SOUTH KOREA: Ceremonial artillery fire echoed over the South Korean capital yesterday to mark the day and the hour 50 years ago when the guns finally fell silent in a war which cost millions of lives but left the peninsula still divided.
Korean War veterans and dignitaries also met earlier in the Demilitarised Zone border area to remember those who did not live to see the armistice.

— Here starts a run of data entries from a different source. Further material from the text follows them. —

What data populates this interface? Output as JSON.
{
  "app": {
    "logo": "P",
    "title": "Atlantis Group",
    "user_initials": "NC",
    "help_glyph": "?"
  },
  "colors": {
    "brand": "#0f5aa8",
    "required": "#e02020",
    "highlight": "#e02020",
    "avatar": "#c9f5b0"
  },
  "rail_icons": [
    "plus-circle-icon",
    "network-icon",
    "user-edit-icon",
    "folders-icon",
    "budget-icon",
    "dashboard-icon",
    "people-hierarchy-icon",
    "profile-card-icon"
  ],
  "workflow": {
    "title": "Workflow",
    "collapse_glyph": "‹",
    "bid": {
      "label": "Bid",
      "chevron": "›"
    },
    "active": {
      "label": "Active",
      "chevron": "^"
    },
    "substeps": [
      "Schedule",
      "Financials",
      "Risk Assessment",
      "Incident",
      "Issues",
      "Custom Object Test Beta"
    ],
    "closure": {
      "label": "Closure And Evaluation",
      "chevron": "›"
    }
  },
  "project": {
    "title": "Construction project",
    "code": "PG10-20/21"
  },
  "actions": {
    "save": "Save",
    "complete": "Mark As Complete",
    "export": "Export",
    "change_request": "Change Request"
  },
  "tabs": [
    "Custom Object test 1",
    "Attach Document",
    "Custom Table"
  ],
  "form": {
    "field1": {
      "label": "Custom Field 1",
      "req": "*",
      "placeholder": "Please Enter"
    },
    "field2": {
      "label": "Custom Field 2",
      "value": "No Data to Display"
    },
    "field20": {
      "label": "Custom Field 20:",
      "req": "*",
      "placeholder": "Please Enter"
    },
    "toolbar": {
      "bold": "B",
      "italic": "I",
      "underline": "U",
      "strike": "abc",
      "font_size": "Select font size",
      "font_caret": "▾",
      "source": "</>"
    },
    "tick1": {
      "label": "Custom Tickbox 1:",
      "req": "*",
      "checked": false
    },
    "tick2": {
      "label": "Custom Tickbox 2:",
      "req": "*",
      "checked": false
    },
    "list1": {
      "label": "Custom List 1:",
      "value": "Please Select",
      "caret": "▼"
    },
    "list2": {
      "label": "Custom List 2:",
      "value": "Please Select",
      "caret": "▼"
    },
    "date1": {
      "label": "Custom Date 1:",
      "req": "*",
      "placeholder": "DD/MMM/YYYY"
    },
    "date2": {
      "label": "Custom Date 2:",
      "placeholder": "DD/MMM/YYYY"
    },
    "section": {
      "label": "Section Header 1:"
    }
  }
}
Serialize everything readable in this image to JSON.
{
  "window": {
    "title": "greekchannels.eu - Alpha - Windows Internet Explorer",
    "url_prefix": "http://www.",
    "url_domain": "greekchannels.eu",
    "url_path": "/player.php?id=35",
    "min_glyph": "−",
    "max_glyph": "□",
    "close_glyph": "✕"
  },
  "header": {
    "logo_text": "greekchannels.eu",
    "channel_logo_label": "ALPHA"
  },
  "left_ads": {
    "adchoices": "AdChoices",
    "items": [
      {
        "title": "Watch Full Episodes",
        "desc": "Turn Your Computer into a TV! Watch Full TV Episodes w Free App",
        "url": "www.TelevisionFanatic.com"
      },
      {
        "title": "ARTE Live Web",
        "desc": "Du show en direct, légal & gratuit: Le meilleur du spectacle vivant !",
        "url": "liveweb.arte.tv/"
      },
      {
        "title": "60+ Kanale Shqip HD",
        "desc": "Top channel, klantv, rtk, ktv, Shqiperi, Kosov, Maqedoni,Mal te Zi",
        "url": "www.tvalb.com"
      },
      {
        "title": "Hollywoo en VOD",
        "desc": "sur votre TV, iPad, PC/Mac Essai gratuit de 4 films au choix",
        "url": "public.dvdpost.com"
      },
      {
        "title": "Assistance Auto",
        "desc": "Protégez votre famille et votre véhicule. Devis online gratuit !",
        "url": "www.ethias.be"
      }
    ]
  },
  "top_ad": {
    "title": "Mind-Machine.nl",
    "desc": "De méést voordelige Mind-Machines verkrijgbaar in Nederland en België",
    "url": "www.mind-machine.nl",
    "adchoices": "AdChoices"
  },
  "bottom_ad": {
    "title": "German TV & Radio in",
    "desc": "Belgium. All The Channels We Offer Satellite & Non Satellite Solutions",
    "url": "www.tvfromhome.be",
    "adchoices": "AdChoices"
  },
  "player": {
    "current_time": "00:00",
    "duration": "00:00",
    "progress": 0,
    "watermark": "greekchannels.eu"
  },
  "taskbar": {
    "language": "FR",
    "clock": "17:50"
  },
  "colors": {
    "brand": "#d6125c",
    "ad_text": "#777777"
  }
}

They heard calls for a similar unity of purpose to thwart communist North Korea's nuclear ambitions.
Maj Eric Reynolds, a Canadian padre, said: "As we gather together this evening to remember the ink that was spread on the ceasefire agreement 50 years ago this day, let us never forget it was preceded by the blood, sweat and tears shed on the hills, the plains and the soil of the Land of the Morning Calm."
Maj Reynolds was at a ceremony at Yongsan, the main US base in Seoul, where veterans and others watched displays by soldiers from several countries which fought under the UN flag with South Korea against Chinese-backed North Korea.
As the hour reached 10 p.m. - when the truce began on July 27th, 1953 - a 21-gun salute flashed and roared over the darkened parade ground and beyond to the bustling city which Seoul has become.
Former US secretary of state Mr Henry Kissinger was among the 1,500 veterans and 200 dignitaries in attendance.
The South Korean President, Mr Roh Moo-hyun, in a speech at another ceremony where Seoul unveiled a new war monument, called on Pyongyang to "abandon its nuclear ambition and to opt for the path toward peace and coexistence". North Korea, which says it won the war, has described the ceremony as a disgusting farce. A lone guard stood stone-faced on the far side of the dividing line.